The latest edition of the always excellent “The Films That Got Away” series programmed by the Los Angeles Film Critics Association:

• Musica Nocturna, described by Robert Koehler as “the most realistic depiction of a married couple that I’ve seen on screen since Cassavetes.”

• The Silence Before Bach, which I’ve been dying to see ever since it earned raves at MoMA and the Film Forum.

• United Red Army, which Daniel Kasman compares to Satantango and Out 1 and writes that it “hits the same notes, the same brutal actions again and again, with tremendous results.”

Other films from world cinema:

• Turistas, Chilean Alicia Scherson’s second film after Play–one of my favorite films of 2006–and embraced by Robert Koehler here as “a superb delight, equally light and heavy.”

• A Week Alone, Celina Munga’s first film since her excellent Ana and the Others (2003), which is a droll and socially observant portrait of Argentine youth that plays like a cross between Rohmer and Kiarostami; it’s also available as Instant Play at Netflix and highly recommended.

• The international premiere of Elementary Training for Actors by Martin Rejtman (and co-creator Federico Leon), whose Copacabana documentary I deeply admired at LAFF two years ago, but whose fiction work is among the most highly praised of contemporary Argentine cinema. (I’ve got a copy of Silvia Prieto that I’ll be sure to watch soon.)
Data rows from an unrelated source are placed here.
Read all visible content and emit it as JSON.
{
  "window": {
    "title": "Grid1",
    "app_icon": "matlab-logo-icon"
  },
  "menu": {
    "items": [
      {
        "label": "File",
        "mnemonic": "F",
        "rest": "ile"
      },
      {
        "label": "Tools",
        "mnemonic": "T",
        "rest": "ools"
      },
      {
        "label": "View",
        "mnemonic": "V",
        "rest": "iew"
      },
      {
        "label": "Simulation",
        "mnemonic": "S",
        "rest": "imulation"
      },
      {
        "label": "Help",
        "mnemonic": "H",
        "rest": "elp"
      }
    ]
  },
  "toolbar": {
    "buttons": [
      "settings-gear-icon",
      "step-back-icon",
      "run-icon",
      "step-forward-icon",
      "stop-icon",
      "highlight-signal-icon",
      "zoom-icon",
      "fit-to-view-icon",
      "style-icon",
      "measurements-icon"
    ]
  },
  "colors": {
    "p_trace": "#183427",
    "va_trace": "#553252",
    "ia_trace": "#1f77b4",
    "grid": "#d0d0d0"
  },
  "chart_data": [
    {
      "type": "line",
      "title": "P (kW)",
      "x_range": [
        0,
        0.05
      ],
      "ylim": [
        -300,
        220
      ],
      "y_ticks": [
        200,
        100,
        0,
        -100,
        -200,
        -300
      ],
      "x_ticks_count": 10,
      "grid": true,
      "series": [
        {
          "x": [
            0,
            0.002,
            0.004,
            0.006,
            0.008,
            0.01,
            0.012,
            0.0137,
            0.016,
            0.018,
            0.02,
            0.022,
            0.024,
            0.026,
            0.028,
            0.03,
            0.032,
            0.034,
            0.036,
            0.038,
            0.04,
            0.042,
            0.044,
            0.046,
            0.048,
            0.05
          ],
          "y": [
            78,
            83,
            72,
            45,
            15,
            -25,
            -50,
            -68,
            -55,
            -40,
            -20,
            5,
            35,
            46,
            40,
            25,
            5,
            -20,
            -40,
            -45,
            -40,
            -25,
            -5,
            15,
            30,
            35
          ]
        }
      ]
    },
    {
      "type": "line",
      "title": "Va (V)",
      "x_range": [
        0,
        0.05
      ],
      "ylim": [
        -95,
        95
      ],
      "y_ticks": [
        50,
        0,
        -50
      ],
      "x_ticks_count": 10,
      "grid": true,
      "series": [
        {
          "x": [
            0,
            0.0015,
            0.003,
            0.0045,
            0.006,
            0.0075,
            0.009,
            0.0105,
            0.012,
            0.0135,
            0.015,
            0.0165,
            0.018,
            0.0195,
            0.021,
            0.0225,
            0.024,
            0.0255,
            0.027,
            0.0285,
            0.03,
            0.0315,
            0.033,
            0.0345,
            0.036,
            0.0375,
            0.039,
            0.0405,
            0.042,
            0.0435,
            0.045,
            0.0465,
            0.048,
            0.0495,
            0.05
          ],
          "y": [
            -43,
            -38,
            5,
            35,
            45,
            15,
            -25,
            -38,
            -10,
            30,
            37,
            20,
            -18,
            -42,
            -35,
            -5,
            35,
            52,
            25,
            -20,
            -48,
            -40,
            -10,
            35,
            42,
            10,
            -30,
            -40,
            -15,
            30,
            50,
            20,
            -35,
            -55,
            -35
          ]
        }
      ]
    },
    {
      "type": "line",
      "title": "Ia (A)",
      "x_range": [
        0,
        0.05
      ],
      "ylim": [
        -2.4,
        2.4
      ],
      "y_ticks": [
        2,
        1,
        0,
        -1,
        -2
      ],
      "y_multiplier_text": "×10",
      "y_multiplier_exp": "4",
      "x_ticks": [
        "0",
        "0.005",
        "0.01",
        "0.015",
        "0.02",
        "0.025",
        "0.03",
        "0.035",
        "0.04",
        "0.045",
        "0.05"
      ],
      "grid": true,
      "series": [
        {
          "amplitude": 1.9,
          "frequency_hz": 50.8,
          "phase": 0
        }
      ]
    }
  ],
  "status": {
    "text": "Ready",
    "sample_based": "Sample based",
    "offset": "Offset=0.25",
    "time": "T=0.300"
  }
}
• My Dear Enemy by South Korea’s Lee Yoon-ki (This Charming Girl); if you scroll down the link I just gave for Copacabana, you’ll see my warm reaction to Lee’s previous film, Ad Lib Night (2006), which struck me as an unusually sensitive family drama.

• Our Beloved Month of August, the film that graced the cover of the second-to-last issue of Cinema Scope, which featured an interview with filmmaker Miguel Gomes by editor Mark Peranson.

• Crude Oil is acclaimed Chinese documentarist Wang Bing’s 14-hour video installation; I haven’t seen his other opus, Tie Xi Qu: West of the Tracks (2003) yet, but I did have the pleasure of taking in his remarkable Fengming: A Chinese Memoir at the Toronto film fest a couple years ago. I admire LAFF a lot for programming this.

• Advance screenings of films with distribution: Claire Denis’ 35 Shots of Rum (which Rob Davis–interviewing Denis–describes as “wonderful”), Hirokazu Kore-eda’s Still Walking (along with Assayas’ Summer Hours, the most perceptive family drama I saw last year–even if it should end a couple minutes before it does), the Sundance-championed SF film Cold Souls, and Michael Mann’s new thriller, Public Enemies (but let’s hope this is closer to The Insider than Miami Vice).